It’s reunion week here at Grandma’s Picture Box !!
First, the Waage/Plocher/Krenzer album made its way home. And then the very next day, I got a message in response to the photo of James Justice. I found Rev. Justice’s photograph in Asheville, NC last April, and posted about him in July.
This week, I was contacted by Rev. Justice’s granddaughter, Jennifer. She is the daughter of his only son, Samuel, and has four siblings. Jennifer was also able to give me more information on James and Samuel and their careers and families:
James Monroe Justice – born 4/10/1876 was the Superintendent of Henderson County Schools at the age of 19. At the age of 23, he decided if he was going to remain in education that he should get the necessary education credentials and he attended the University of North Carolina for 2 years. During this time he decided to go into the Ministry and transferred to Wake Forest and then went to the Baptist Theological Seminary in Louisville, Ky. He spent a year in Cuba tutoring a family of children and as the story goes he taught them English and they in turn taught him Spanish. He returned to the US and married my grandmother – Mattie (Martha) Lou Cox in 1908 in Georgia. I believe it was in 1912 that they went to Buenos Aires, Argentina on a mission and my dad was born on 8/28/1913. It was in either 1917 or 1918 when they returned to the US. The history reports that they lived in Hendersonville for 6 months, then in Black Mountain where he was a Pastor until 1922, next in Bryson City for a year. They then moved to Kansas City, MO, where he was in charge of the operation projecting work for the Baptist Convention working in both Kansas City, MO and Kansas City, Kansas for 3.5 years. They returned to Black Mountain around 1927 and then to Hendersonville to recuperate from his ill health. He died in Hendersonville on 10/28/1938. I believe my dad was in college at the University of Missouri – School of Journalism at the time of his father’s death. My grandmother died in 9/47.My dad [ Samuel Justice ] moved to Charlotte, N.C following college and wrote for the Charlotte Observer. As you know he joined the Navy and was a Lieutenant. He met my mother at a dance in New York City when he was on leave and they married 6 months later on 11/20/44. He spent the majority of his career in Public Relations. He was the Washington correspondent for Business Weekly and the family lived in Maryland for approximately 10 years. We then moved to NY where he worked in the banking industry in Financial Public Relations. We lived in Yonkers, NY for 30+ years. After retirement my parents lived in New Jersey and then Sarasota, Fl. Both are now deceased. Dad died 12/14/2000 and my mom 3/17/2003.
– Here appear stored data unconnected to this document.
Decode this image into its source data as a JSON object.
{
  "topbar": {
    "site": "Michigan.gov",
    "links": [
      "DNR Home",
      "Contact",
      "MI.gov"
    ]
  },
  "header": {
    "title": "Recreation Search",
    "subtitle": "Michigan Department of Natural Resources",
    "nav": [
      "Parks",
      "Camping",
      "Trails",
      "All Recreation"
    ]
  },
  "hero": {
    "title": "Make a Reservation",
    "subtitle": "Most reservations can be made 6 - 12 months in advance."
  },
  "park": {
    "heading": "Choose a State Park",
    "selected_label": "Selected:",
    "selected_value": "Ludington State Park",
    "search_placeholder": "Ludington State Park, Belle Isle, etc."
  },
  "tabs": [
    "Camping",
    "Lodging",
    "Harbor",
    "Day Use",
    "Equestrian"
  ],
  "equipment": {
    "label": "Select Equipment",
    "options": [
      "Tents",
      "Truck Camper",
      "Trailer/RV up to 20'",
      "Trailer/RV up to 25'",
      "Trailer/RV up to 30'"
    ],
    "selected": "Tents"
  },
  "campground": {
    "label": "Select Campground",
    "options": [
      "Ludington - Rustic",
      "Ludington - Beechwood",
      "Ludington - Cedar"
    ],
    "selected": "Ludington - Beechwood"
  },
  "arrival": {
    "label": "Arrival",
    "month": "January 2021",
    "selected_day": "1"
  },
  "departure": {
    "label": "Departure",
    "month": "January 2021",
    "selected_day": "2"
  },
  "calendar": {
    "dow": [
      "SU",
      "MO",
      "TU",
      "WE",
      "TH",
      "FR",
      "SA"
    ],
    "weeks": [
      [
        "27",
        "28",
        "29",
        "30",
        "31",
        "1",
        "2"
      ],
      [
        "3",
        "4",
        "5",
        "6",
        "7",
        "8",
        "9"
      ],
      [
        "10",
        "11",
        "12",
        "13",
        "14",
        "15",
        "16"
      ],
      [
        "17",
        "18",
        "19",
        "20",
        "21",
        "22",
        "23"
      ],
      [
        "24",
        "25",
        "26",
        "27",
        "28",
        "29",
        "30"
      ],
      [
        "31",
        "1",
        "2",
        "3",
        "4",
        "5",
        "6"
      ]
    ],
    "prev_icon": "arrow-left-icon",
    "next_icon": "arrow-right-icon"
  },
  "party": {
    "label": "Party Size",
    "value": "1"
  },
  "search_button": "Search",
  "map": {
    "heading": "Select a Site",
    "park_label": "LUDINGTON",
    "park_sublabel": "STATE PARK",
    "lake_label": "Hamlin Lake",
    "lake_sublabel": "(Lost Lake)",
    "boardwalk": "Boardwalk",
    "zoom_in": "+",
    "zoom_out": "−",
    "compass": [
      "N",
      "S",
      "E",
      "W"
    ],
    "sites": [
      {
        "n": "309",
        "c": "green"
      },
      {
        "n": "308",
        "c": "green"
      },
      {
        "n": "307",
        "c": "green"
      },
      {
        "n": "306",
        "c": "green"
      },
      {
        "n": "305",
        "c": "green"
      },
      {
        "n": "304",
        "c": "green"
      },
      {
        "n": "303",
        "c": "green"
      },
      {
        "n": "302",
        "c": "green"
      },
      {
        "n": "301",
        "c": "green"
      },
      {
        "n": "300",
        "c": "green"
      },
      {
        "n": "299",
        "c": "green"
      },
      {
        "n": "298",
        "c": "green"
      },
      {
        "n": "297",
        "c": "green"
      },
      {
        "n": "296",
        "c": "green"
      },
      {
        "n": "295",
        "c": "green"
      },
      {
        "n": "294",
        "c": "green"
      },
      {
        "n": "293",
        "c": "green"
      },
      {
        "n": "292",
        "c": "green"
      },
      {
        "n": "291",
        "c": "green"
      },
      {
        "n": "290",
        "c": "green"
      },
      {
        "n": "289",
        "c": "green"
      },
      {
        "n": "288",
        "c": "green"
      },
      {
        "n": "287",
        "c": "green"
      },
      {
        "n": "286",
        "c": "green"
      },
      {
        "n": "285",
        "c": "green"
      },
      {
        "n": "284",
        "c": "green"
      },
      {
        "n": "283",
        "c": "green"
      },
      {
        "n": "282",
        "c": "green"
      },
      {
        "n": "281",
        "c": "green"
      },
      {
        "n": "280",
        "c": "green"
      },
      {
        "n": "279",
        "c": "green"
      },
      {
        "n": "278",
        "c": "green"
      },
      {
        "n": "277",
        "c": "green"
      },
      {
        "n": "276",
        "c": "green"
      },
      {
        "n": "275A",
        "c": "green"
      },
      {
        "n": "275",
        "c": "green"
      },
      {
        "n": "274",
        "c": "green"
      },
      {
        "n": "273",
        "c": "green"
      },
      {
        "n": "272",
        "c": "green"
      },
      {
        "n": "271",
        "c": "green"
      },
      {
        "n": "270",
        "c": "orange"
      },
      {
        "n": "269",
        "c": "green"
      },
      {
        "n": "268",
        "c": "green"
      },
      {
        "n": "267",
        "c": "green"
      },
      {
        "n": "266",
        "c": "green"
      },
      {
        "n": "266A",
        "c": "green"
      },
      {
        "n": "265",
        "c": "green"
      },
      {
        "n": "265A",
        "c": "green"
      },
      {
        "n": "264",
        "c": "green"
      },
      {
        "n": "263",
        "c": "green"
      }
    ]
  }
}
Jennifer, thanks so much for telling us the story of your family. I just knew that face had an interesting life ahead of him. Speaking of the face, apparently Jennifer’s sister really looks like their grandfather – amazing to see yourself in a photo from this era!
Two fun parts of this reunion story: (1) The Justice family is headed for a family reunion this summer – what a happy coincidence that Jennifer discovered this photo in time to have it there for everyone to see; and (2) Jennifer’s husband is a historian in their community – wouldn’t I just love to spend an hour picking his brain on research techniques ????
Every time this happens, I am amazed and excited and reminded once again that this big ol’ world isn’t always so big. Every life is an important one. Every family is completely unique. Every person leaves an imprint.
Welcome home, Reverend Justice … you’ve had a long journey !!